FCC approves customer data privacy rules
The Federal Communications Commission has adopted rules that will force Internet Service Providers to ask customer permission before they use or share their personal data.
The new privacy rules are aimed at giving broadband customers “increased choice, transparency and security for their personal data”, the regulator claimed.
Providers of both fixed and mobile services will need to get customers to opt-in for use of data, including Web browsing history, app usage, health and financial information, children's information, geolocation information, and the content of online communications.
They will also be made to inform customers how this information is being used and if third parties are being given access to it.
Some data, such as email addresses or service tier information, will be deemed “non-sensitive”, meaning ISPs are free to use and share this unless customers choose to opt-out.
FCC chairman Tom Wheeler said: “Today, the Commission takes a significant step to safeguard consumer privacy in this time of rapid technological change, as we adopt rules that will allow consumers to choose how their Internet Service Provider (ISP) uses and shares their personal data. The bottom line is that it’s your data. How it’s used and shared should be your choice.
“Over the past six months, we’ve engaged with consumer and public interest groups, fixed and mobile ISPs, advertisers, app and software developers, academics, other government actors including the FTC, and individual consumers, to figure out the best approach.
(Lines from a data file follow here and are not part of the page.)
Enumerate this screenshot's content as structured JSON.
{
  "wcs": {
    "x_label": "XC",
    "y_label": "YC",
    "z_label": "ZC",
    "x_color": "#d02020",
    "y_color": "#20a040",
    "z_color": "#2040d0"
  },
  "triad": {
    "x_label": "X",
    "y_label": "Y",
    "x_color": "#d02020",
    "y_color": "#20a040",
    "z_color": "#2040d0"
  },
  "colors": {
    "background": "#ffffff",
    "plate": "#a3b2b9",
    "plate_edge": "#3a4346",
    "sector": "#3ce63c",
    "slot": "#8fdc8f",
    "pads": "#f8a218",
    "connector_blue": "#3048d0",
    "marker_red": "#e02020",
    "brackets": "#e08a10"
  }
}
Based on the extensive feedback we’ve received, we crafted today’s rules to provide consumers increased choice, transparency and security online.”
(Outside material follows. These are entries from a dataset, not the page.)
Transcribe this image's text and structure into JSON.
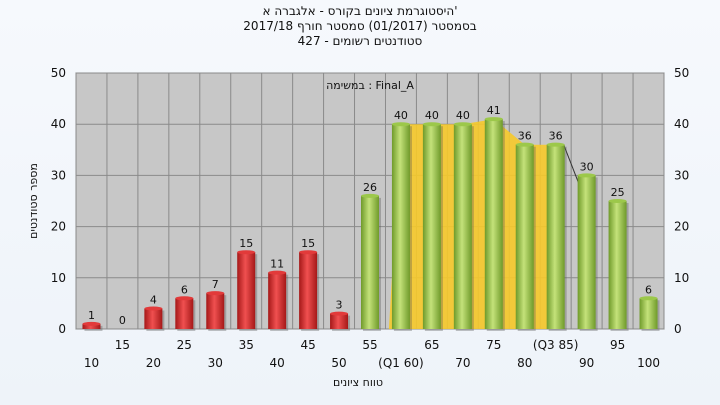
{
  "titles": {
    "line1": "היסטוגרמת ציונים בקורס - אלגברה א'",
    "line2": "בסמסטר  (01/2017)  סמסטר חורף 2017/18",
    "line3": "427 - סטודנטים רשומים"
  },
  "colors": {
    "fail": "#e23a3a",
    "pass": "#9cc84a",
    "iqr": "#f6c92a",
    "plot_bg": "#c7c7c7"
  },
  "chart_data": {
    "type": "bar",
    "title": "היסטוגרמת ציונים בקורס - אלגברה א'",
    "annotation": "במשימה : Final_A",
    "xlabel": "טווח ציונים",
    "ylabel": "מספר סטודנטים",
    "ylim": [
      0,
      50
    ],
    "yticks": [
      0,
      10,
      20,
      30,
      40,
      50
    ],
    "grid": true,
    "categories": [
      "10",
      "15",
      "20",
      "25",
      "30",
      "35",
      "40",
      "45",
      "50",
      "55",
      "60",
      "65",
      "70",
      "75",
      "80",
      "85",
      "90",
      "95",
      "100"
    ],
    "tick_labels": [
      "10",
      "15",
      "20",
      "25",
      "30",
      "35",
      "40",
      "45",
      "50",
      "55",
      "(Q1 60)",
      "65",
      "70",
      "75",
      "80",
      "(Q3 85)",
      "90",
      "95",
      "100"
    ],
    "values": [
      1,
      0,
      4,
      6,
      7,
      15,
      11,
      15,
      3,
      26,
      40,
      40,
      40,
      41,
      36,
      36,
      30,
      25,
      6
    ],
    "fail_threshold": 55,
    "q1": 60,
    "q3": 85
  }
}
The rules, which were voted in by 3-2 by the FCC board on Thursday (27 October) are a scaled back version of the FCC’s original proposals, but still met opposition from carriers.
One of the biggest criticisms from the industry is that the rules do not apply to OTT players. The scope has been limited to broadband service providers and other telecommunications carriers.
Joan Marsh, an AT&T senior vice president, said in a blog post that the FCC approach was “illogical,” adding that “consumers want their information protected based on the sensitivity of the information collected, not the entity collecting it.”